Plusieurs des dignitaires présents sur les lieux lors de l’événement ont tenu à souligner la contribution exceptionnelle de la population témiscamienne à la concrétisation de ce projet. «Le Témiscamingue, c’est 17 000 habitants. Alors, amasser 1 M $ en seulement trois mois, dans le cadre de la campagne de financement de la Fondation de l’UQAT, c’est tout un exploit. Sans cette implication du milieu, le projet n’aurait sans doute pas décollé aussi vite», a fait valoir la rectrice de l’UQAT, Johanne Jean.
«Une mobilisation aussi rapide, ça met de la pression sur les députés et sur les ministres pour que le dossier chemine, a pour sa part lancé le député de Rouyn-Noranda-Témiscamingue, Daniel Bernard. Cette station, c’est votre vision de l’avenir. C’est la preuve que vous croyez qu’on peut vivre au Témiscamingue et s’y développer.»
Des bénéfices pour tous
Fruit d’un investissement combiné de 8,8 M $, dont 4,2 M $ de Québec et 3,6 M $ d’Ottawa, la station de recherche couvre une superficie de 1441 mètres carrés. L’UQAT prévoit y accueillir une quinzaine de chercheurs et de professionnels. Son budget de fonctionnement annuel sera de 2 M $.
«Avec cette station, Notre-Dame-du-Nord entre de plain-pied dans l’économie du savoir», a déclaré le ministre de l’Agriculture, Pierre Corbeil. «Nul doute que ce qui se réalisera ici stimulera la relève en agriculture», a enchaîné Luc Robitaille, propriétaire de la Ferme Le Souvenir et président du créneau d’excellence Agriculture nordique axée sur la production bovine.
«La bâtisse va aussi générer des revenus pour la municipalité et, on l’espère, attirer des gens chez nous. Tout le monde en sort gagnant», a souligné Mychel Tremblay, maire de Notre-Dame-du-Nord. Le directeur administratif de la station, André Langlois, a quant à lui salué en anglais des représentants du Nord-Est ontarien, en mettant l’accent sur de possibles collaborations futures.

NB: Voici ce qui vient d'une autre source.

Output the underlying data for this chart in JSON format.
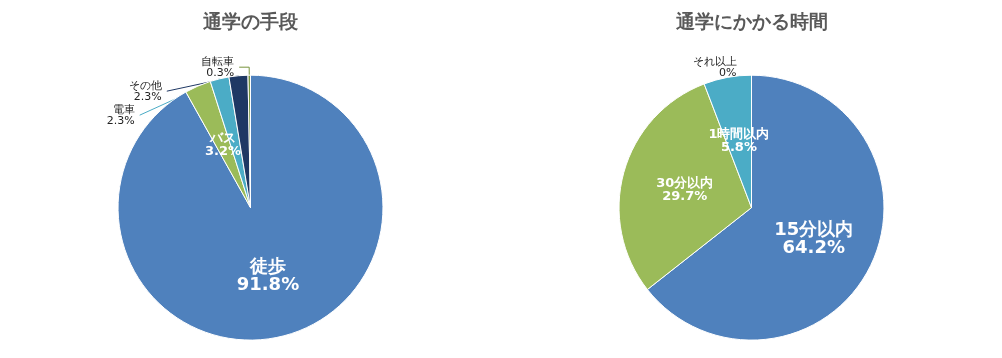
{
  "chart_data": [
    {
      "type": "pie",
      "title": "通学の手段",
      "categories": [
        "徒歩",
        "バス",
        "電車",
        "その他",
        "自転車"
      ],
      "values": [
        91.8,
        3.2,
        2.3,
        2.3,
        0.3
      ],
      "colors": [
        "#4f81bd",
        "#9bbb59",
        "#4bacc6",
        "#1f3864",
        "#77933c"
      ],
      "value_labels": [
        "91.8%",
        "3.2%",
        "2.3%",
        "2.3%",
        "0.3%"
      ],
      "legend": false
    },
    {
      "type": "pie",
      "title": "通学にかかる時間",
      "categories": [
        "15分以内",
        "30分以内",
        "1時間以内",
        "それ以上"
      ],
      "values": [
        64.2,
        29.7,
        5.8,
        0
      ],
      "colors": [
        "#4f81bd",
        "#9bbb59",
        "#4bacc6",
        "#1f3864"
      ],
      "value_labels": [
        "64.2%",
        "29.7%",
        "5.8%",
        "0%"
      ],
      "legend": false
    }
  ]
}
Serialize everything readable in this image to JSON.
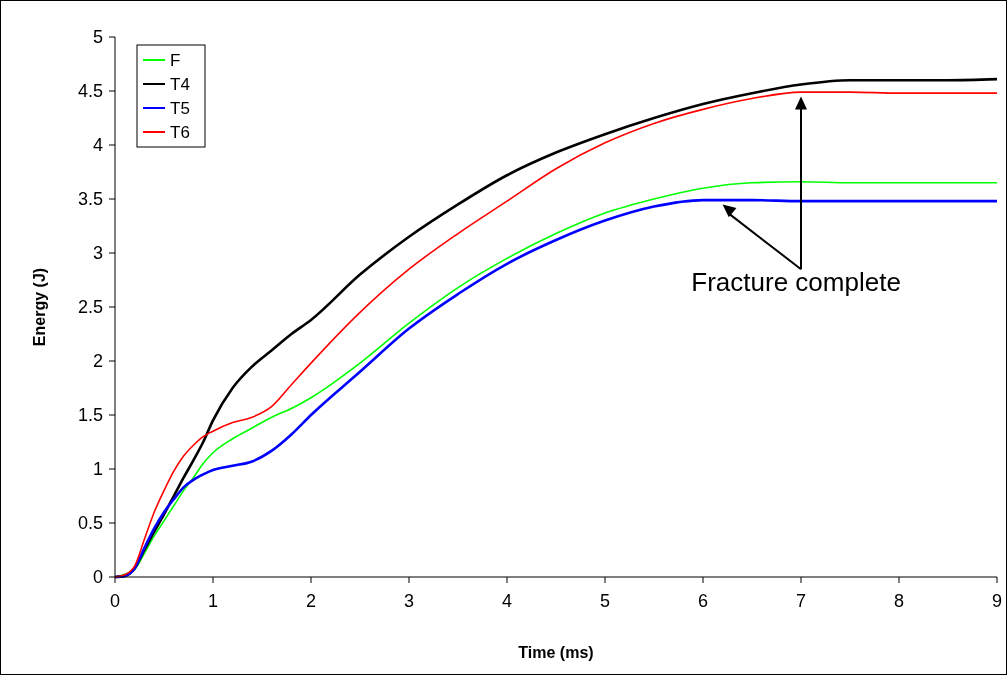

«Cette station, c’est votre vision de l’avenir. C’est la preuve que vous croyez qu’on peut vivre au Témiscamingue et s’y développer» - Daniel Bernard
Bœuf à l’herbe
Un des objectifs visés par la Station de recherche en agroalimentaire est d’accroître les connaissances et le savoir-faire de l’industrie de l’élevage des bovins de boucherie, en particulier dans le domaine du bœuf à l’herbe. Les volets de recherche mis de l’avant porteront sur les sols, l’herbe, la nutrition et la gestion des troupeaux, la qualité des viandes et les problèmes agroenvironnementaux.
Bâtiment vert
Fait à signaler, la station est aussi accréditée selon les normes LEED, parmi les plus sévères pour les bâtiments écologiques. «Elle a décroché la certification argent, a précisé l’architecte Guy Leclerc, du Groupe conseil Artcad, impliqué dans la réalisation du projet. À ce jour, seuls deux bâtiments dans la région sont certifiés LEED. L’autre est l’édifice du ministère des Transports à Amos.»